Mr. Perkins is the President, Chief Executive Officer and a director of the Issuer; however, except as otherwise described in this statement, the Reporting Person does not have any present plan or proposal relating to or that would result in: (a) the acquisition by any person of additional securities of the Issuer or the disposition of securities of the Issuer; (b) an extraordinary corporate transaction, such as a merger, reorganization or liquidation, involving the Issuer or any of its subsidiaries; (c) a sale or transfer of a material amount of assets of the Issuer or any of its subsidiaries; (d) any change in the present Board of Directors or management of the Issuer, including any plans or proposals to change the number or terms of directors or to fill any existing vacancies on the Board of Directors of the Issuer; (e) any material change in the present capitalization or dividend policy of the Issuer; (f) any other material change in the Issuer’s business or corporate structure; (g) any changes in the Issuer’s charter, by-laws or instruments corresponding thereto or other actions which may impede the acquisition of control of the Issuer by any person; (h) a class of securities of the Issuer being delisted from a national securities exchange or ceasing to be authorized to be quoted in an inter-dealer quotation system of a registered national securities association; (i) a class of equity securities of the Issuer becoming eligible for termination of registration pursuant to Section 12(g)(4) of the Act; or (j) any action similar to those enumerated above.

 

Item 5.

Interest in Securities of the Issuer.

 
 

(a)

Mr.

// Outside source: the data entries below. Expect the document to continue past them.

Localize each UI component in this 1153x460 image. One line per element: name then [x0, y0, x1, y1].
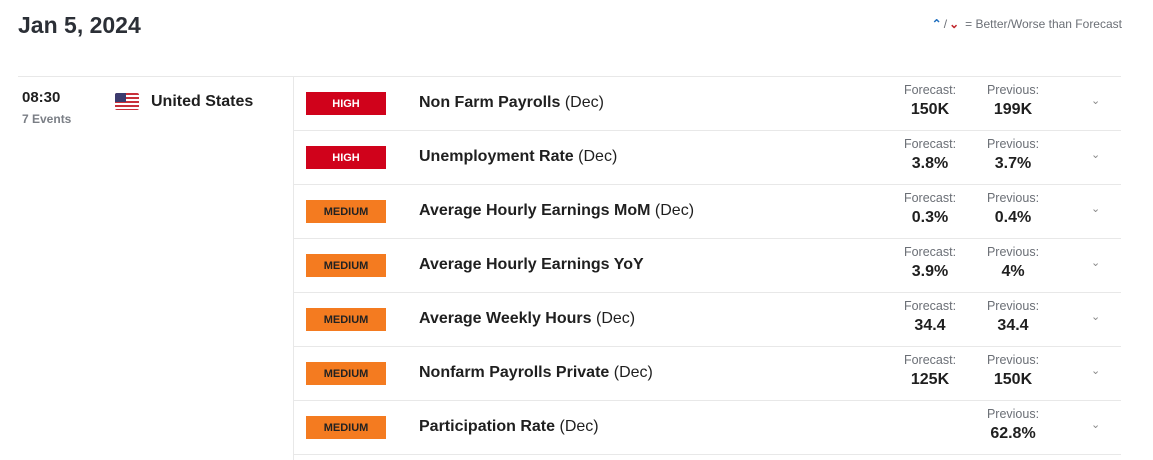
impact-badge: MEDIUM: [306, 200, 386, 223]
forecast-label: Forecast:: [903, 245, 957, 259]
divider: [18, 76, 1121, 77]
chevron-down-icon[interactable]: ⌄: [1091, 257, 1101, 269]
legend-text: = Better/Worse than Forecast: [965, 17, 1122, 31]
previous-value: 150K: [993, 371, 1033, 388]
chevron-down-icon[interactable]: ⌄: [1091, 203, 1101, 215]
event-name: Average Hourly Earnings YoY: [419, 256, 644, 273]
impact-badge: MEDIUM: [306, 416, 386, 439]
event-title[interactable]: Participation Rate (Dec): [419, 418, 599, 436]
event-row[interactable]: HIGH Non Farm Payrolls (Dec) Forecast: 15…: [294, 77, 1121, 131]
previous-value: 4%: [1001, 263, 1025, 280]
forecast: Forecast: 3.9%: [890, 245, 970, 281]
event-row[interactable]: MEDIUM Average Hourly Earnings YoY Forec…: [294, 239, 1121, 293]
event-row[interactable]: MEDIUM Participation Rate (Dec) Previous…: [294, 401, 1121, 455]
event-title[interactable]: Unemployment Rate (Dec): [419, 148, 617, 166]
previous-label: Previous:: [986, 191, 1040, 205]
country-name: United States: [151, 93, 254, 110]
event-period: (Dec): [654, 202, 695, 219]
previous: Previous: 150K: [973, 353, 1053, 389]
event-period: (Dec): [595, 310, 636, 327]
impact-badge: MEDIUM: [306, 308, 386, 331]
event-name: Participation Rate: [419, 418, 556, 435]
previous-label: Previous:: [986, 245, 1040, 259]
event-row[interactable]: MEDIUM Average Hourly Earnings MoM (Dec)…: [294, 185, 1121, 239]
forecast-label: Forecast:: [903, 353, 957, 367]
event-title[interactable]: Average Hourly Earnings MoM (Dec): [419, 202, 694, 220]
event-period: (Dec): [578, 148, 618, 165]
event-row[interactable]: MEDIUM Average Weekly Hours (Dec) Foreca…: [294, 293, 1121, 347]
forecast-label: Forecast:: [903, 83, 957, 97]
page-date: Jan 5, 2024: [18, 12, 141, 38]
impact-badge: MEDIUM: [306, 362, 386, 385]
previous: Previous: 3.7%: [973, 137, 1053, 173]
event-name: Non Farm Payrolls: [419, 94, 561, 111]
previous: Previous: 62.8%: [973, 407, 1053, 443]
events-count: 7 Events: [22, 112, 72, 126]
forecast-value: 0.3%: [911, 209, 949, 226]
forecast: Forecast: 0.3%: [890, 191, 970, 227]
forecast-label: Forecast:: [903, 191, 957, 205]
event-name: Average Weekly Hours: [419, 310, 592, 327]
event-title[interactable]: Non Farm Payrolls (Dec): [419, 94, 604, 112]
events-list: HIGH Non Farm Payrolls (Dec) Forecast: 15…: [294, 77, 1121, 455]
chevron-down-icon[interactable]: ⌄: [1091, 365, 1101, 377]
event-time: 08:30: [22, 89, 61, 106]
forecast-label: Forecast:: [903, 137, 957, 151]
forecast-value: 150K: [910, 101, 950, 118]
previous-value: 0.4%: [994, 209, 1032, 226]
chevron-down-icon[interactable]: ⌄: [1091, 311, 1101, 323]
previous: Previous: 199K: [973, 83, 1053, 119]
impact-badge: HIGH: [306, 146, 386, 169]
previous-value: 62.8%: [990, 425, 1036, 442]
chevron-down-icon[interactable]: ⌄: [1091, 149, 1101, 161]
event-name: Unemployment Rate: [419, 148, 574, 165]
event-title[interactable]: Average Hourly Earnings YoY: [419, 256, 644, 274]
forecast: Forecast: 3.8%: [890, 137, 970, 173]
forecast-value: 34.4: [914, 317, 946, 334]
event-period: (Dec): [613, 364, 653, 381]
impact-badge: HIGH: [306, 92, 386, 115]
event-title[interactable]: Average Weekly Hours (Dec): [419, 310, 635, 328]
event-row[interactable]: HIGH Unemployment Rate (Dec) Forecast: 3.…: [294, 131, 1121, 185]
event-name: Nonfarm Payrolls Private: [419, 364, 610, 381]
event-name: Average Hourly Earnings MoM: [419, 202, 651, 219]
forecast-value: 3.9%: [911, 263, 949, 280]
event-title[interactable]: Nonfarm Payrolls Private (Dec): [419, 364, 653, 382]
forecast: Forecast: 150K: [890, 83, 970, 119]
previous-label: Previous:: [986, 137, 1040, 151]
forecast-label: Forecast:: [903, 299, 957, 313]
forecast: Forecast: 34.4: [890, 299, 970, 335]
chevron-down-icon[interactable]: ⌄: [1091, 95, 1101, 107]
event-period: (Dec): [559, 418, 599, 435]
chevron-down-icon[interactable]: ⌄: [1091, 419, 1101, 431]
forecast: Forecast: 125K: [890, 353, 970, 389]
previous-label: Previous:: [986, 299, 1040, 313]
event-period: (Dec): [564, 94, 604, 111]
previous-value: 3.7%: [994, 155, 1032, 172]
previous: Previous: 0.4%: [973, 191, 1053, 227]
previous: Previous: 34.4: [973, 299, 1053, 335]
event-row[interactable]: MEDIUM Nonfarm Payrolls Private (Dec) Fo…: [294, 347, 1121, 401]
previous: Previous: 4%: [973, 245, 1053, 281]
legend: ⌃ / ⌄ = Better/Worse than Forecast: [931, 17, 1122, 31]
us-flag-icon: [115, 93, 139, 110]
previous-label: Previous:: [986, 407, 1040, 421]
previous-value: 34.4: [997, 317, 1029, 334]
worse-arrow-down-icon: ⌄: [949, 17, 960, 31]
previous-label: Previous:: [986, 83, 1040, 97]
forecast-value: 3.8%: [911, 155, 949, 172]
impact-badge: MEDIUM: [306, 254, 386, 277]
event-group: 08:30 7 Events United States: [18, 77, 294, 460]
previous-value: 199K: [993, 101, 1033, 118]
previous-label: Previous:: [986, 353, 1040, 367]
better-arrow-up-icon: ⌃: [931, 17, 942, 31]
forecast-value: 125K: [910, 371, 950, 388]
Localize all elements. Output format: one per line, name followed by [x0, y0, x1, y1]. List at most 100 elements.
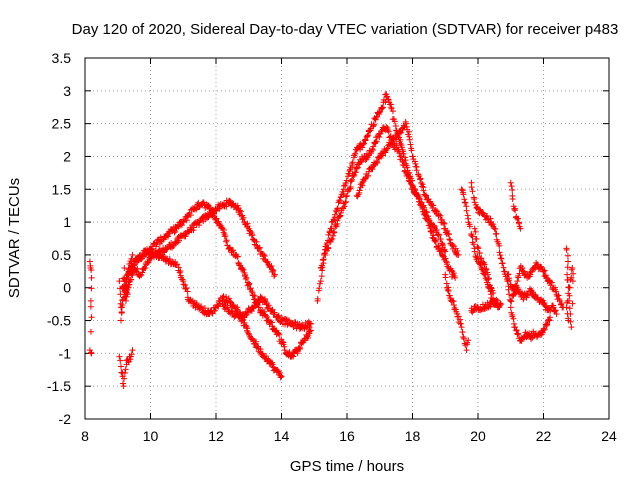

Perkins is the beneficial owner of 8,600,000 shares of Common Stock, representing 12.83% of the Issuer’s issued and outstanding Common Stock as of June 19, 2019.

     
 

(b)

See rows (7) through (10) of the cover pages to this Schedule 13D for the number of shares of Common Stock as to which the Reporting Person has the sole or shared power to vote or direct the vote and sole or shared power to dispose or to direct the disposition.

     
 

(c)

Except as disclosed herein, the Reporting Person has not effected any other transactions in the securities of the Issuer during the past 60 days.

     
 

(d)

Not Applicable.

     
 

(e)

Not Applicable.

 

Item 6.

Contracts, Arrangements, Understandings or Relationships With Respect of Securities of the Issuer.

 

The information set forth under Item 3 above is hereby incorporated by reference to this Item 6.

 

The information contained in Exhibit 1 in Item 7 below is hereby incorporated by reference to this Item 6.

 

Other than as described in this Schedule 13D, to the best of the Reporting Person’s knowledge, there are no other contracts, arrangements, understandings or relationships (legal or otherwise) between the Reporting Person and any person with respect to any securities of the Issuer.

 

Item 7.

Material to be Filed as Exhibits.

 

1.

Form of Subscription Agreement entered into between the Issuer and certain investors under the Private Placement on June 19, 2019.

 

 

CUSIP No. 67575Y 109 13D Page 5 of 6 Pages

 

 

SIGNATURES

  

After reasonable inquiry and to the best of my knowledge and belief, I certify that the information set forth in this statement is true, complete and correct.

 

Date: July 15, 2019

 

By:

/s/ Rowland Perkins

 

Rowland Perkins

 

 

CUSIP No. 67575Y 109 13D Page 6 of 6 Pages

 

 

EXHIBIT INDEX

  

Exhibit

No.

 

Description

1.

 

Form of Subscription Agreement entered into between the Issuer and certain investors under the Private Placement on June 19, 2019.